Stephens reminded us that wildfire and climate discussions are not just about weather or even safety. There's money to consider.

As the flames from the Walden's Ridge fires earlier this month edged toward homes in Boston Branch, the Federal Emergency Management Agency stepped up with a grant for a 75 percent reimbursement of costs to control the fires. FEMA has stepped up again in the Gatlinburg/Pigeon Forge fires. And in the aftermath, Stephens noted, there will be commercial insurance costs - and the resultant insurance rate increases.

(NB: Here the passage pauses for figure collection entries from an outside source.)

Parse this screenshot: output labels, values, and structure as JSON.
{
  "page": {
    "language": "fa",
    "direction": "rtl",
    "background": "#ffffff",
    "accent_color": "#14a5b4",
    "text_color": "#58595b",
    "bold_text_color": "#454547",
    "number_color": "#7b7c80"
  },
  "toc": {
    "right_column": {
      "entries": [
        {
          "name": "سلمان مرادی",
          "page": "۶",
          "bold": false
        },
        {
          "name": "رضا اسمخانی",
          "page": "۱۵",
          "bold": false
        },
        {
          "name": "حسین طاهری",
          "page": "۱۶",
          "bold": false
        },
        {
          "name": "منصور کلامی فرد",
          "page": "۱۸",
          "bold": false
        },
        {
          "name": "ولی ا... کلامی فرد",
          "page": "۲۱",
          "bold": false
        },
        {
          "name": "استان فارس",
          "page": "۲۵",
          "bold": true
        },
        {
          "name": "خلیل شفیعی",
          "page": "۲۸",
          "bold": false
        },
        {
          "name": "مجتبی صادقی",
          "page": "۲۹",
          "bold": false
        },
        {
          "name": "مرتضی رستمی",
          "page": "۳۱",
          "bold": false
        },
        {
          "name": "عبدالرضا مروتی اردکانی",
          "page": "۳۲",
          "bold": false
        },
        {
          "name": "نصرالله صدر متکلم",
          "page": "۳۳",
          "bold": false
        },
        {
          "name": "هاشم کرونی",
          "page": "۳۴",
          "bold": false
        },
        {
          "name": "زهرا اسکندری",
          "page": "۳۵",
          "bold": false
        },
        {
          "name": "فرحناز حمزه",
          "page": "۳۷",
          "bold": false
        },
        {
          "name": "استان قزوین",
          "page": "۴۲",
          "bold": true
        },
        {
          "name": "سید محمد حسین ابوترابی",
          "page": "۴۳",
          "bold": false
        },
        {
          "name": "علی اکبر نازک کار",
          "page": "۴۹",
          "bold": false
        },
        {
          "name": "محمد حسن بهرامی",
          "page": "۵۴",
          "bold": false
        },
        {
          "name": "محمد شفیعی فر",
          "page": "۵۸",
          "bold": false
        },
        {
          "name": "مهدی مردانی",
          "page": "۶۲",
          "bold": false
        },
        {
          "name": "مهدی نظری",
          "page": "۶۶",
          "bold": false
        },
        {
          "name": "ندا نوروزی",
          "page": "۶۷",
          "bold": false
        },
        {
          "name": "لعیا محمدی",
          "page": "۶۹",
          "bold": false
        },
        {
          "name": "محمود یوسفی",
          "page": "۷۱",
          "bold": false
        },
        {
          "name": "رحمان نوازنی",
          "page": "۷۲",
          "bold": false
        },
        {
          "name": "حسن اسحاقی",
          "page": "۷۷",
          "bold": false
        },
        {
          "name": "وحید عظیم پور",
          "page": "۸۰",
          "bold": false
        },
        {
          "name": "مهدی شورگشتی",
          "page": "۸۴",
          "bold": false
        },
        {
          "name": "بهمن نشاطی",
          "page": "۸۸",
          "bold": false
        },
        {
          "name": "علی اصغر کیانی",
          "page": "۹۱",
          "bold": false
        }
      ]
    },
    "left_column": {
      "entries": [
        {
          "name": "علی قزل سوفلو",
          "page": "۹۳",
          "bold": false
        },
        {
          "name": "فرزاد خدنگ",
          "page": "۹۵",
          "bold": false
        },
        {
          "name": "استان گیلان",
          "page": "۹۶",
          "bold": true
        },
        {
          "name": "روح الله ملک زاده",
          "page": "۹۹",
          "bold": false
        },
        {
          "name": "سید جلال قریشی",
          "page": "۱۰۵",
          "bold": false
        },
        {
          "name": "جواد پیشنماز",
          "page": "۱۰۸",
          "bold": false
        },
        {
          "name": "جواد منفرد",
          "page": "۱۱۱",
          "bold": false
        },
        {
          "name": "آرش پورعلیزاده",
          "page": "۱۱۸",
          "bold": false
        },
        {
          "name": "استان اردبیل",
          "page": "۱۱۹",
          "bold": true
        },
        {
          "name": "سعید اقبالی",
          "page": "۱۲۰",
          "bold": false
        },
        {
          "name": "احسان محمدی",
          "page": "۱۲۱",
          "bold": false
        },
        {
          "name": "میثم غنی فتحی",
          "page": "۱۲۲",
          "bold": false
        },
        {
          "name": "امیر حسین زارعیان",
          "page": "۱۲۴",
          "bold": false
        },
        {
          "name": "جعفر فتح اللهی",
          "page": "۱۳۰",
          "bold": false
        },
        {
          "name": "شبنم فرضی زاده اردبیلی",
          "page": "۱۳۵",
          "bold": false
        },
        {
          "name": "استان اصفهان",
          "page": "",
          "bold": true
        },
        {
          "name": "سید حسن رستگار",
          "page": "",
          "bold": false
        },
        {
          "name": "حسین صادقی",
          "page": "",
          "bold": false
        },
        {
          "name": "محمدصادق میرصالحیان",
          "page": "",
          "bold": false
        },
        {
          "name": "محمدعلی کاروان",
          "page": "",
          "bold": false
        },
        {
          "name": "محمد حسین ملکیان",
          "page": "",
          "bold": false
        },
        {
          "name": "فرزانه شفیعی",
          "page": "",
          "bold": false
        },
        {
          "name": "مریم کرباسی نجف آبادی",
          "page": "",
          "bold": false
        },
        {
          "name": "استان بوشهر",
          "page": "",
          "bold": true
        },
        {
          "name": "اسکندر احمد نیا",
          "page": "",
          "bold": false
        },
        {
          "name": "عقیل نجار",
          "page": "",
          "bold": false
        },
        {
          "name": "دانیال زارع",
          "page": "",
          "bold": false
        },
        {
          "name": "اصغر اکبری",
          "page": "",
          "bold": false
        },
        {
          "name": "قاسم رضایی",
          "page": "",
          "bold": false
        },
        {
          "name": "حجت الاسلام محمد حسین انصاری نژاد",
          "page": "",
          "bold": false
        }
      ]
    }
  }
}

Even FEMA must follow the money. Extreme weather disasters have hammered the U.S. with increasing frequency in recent years - from drought and wildfires to coastal storms and flooding. That has left FEMA caught between science and Congress. While the number of billion-dollar-plus weather disasters in the nation has increased 5 percent a year since 1980, FEMA's annual budget has stayed roughly the same, straining its ability to prepare for and respond - even with resource allocation or in the National Flood Insurance Program it administers.

Every action has a reaction.

As a community, a state, a nation and a planet, we should be careful of doing anything that stalls climate change mitigation - or denies the need to study it and base budgets on it.

It has been bad enough to see our forests burn, to see our homes threatened and to know lives are lost. We must not increase the threats.